I just got a schematic of a motor control device at the office this afternoon that uses a

 

Board Mount Hall Effect/Magnetic Sensors 20mA Latch 5V/9V/12V/15V/18V/24V 3Pin Mouser 785-SS466A

 

Haven't had time to look up the specs yet, but it's used with a magnet on a shaft as a tachometer for a motor that runs several thousand rpm.

 

Lad

That board is exactly one my engineering boss showed me several years ago demonstrating these sensors.  Then he lost the board so I could not find the device part number as a starting point for my experimenting now.  However thanks to forum members I will be ordering several Honeywell different types to see what does/not work.

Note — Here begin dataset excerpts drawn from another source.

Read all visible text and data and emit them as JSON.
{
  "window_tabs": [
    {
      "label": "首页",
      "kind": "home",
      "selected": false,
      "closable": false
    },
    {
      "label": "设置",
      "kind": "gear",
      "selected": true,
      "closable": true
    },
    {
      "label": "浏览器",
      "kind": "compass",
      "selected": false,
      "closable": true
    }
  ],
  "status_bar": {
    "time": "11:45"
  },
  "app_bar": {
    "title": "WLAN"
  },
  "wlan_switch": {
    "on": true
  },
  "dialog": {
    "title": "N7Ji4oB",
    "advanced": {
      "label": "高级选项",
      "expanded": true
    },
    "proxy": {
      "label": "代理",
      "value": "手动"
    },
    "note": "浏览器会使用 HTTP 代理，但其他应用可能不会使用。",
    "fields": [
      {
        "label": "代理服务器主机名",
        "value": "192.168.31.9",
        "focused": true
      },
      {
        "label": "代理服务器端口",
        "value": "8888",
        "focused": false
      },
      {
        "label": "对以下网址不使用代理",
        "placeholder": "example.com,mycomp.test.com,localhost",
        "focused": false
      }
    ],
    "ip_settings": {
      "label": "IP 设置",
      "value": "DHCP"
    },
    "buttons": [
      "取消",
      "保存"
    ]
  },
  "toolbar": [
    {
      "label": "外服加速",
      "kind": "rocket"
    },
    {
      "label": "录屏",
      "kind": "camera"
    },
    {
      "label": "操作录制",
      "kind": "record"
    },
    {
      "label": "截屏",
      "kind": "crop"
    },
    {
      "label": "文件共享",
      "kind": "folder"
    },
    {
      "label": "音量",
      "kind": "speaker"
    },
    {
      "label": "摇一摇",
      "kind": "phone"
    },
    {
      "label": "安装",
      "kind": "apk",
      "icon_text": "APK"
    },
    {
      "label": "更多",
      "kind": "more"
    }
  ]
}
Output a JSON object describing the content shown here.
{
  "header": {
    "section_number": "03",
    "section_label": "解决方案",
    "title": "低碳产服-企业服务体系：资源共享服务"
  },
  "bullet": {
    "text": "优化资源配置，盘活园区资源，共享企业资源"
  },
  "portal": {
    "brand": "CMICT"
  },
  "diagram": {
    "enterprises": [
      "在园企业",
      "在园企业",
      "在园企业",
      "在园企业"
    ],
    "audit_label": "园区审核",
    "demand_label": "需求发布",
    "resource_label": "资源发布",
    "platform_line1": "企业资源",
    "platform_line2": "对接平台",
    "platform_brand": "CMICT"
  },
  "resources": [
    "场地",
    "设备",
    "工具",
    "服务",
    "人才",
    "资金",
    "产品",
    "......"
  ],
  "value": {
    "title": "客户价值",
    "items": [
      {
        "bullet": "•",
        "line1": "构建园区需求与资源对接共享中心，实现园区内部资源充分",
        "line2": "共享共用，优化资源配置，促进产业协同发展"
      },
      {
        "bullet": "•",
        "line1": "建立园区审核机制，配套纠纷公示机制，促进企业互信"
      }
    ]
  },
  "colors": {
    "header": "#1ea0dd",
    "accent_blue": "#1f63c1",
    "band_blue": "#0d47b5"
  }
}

One game changer since that board was made (presumably before Allegro took over Sprague’s sensor products decades ago) are low-cost Nd magnets. These ought to make your job much easier. 

 

 

For example, I measure about 100G at 1 cm from surface of this 38 cent 6 mm diameter x 3 mm thick ( 1/4” x 1/8" ) Nd disc.  

 

Out of curiousity what type/size magnet and distance-to-sensor does your magazine article show?

 

Originally Posted by fgroza:
... Dave even has a page showing how to put it in the circuit.

Thanks for tracking that down and the link.  I see he also sells them on eBay.  To his credit he is quite forthcoming about where he gets them which probably explains the lack of specs.  

 

Now that we know the application, the latches are track-side with continuous un-interrrupted power which somewhat demotes the value of the mechanical memory of a latching reed... in my opinion that is.

 

 

 


 

Originally Posted by stan2004:

One game changer since that board was made (presumably before Allegro took over Sprague’s sensor products decades ago) are low-cost Nd magnets. These ought to make your job much easier. 

 

 

For example, I measure about 100G at 1 cm from surface of this 38 cent 6 mm diameter x 3 mm thick ( 1/4” x 1/8" ) Nd disc.  

 

Out of curiousity what type/size magnet and distance-to-sensor does your magazine article show?

 


Wonderful! now I have a source for magnets!  I was thinking of Edmund Scientific for these.

 

Stan, the Model Railroader magazine did not state the distance, and it was applicable to HO trains where the sensor was middle of track and small magnets glued to bottom of loco and caboose.  However, I don't see why it could not be applied here, though the steel track may affect the magnet intensity or shield the senor so I may order two types with higher and lower gauss sensitivity.  They are relatively cheap, so if it doesn't work no harm, no foul (wouldn't be the first time a "brilliant" project derailed).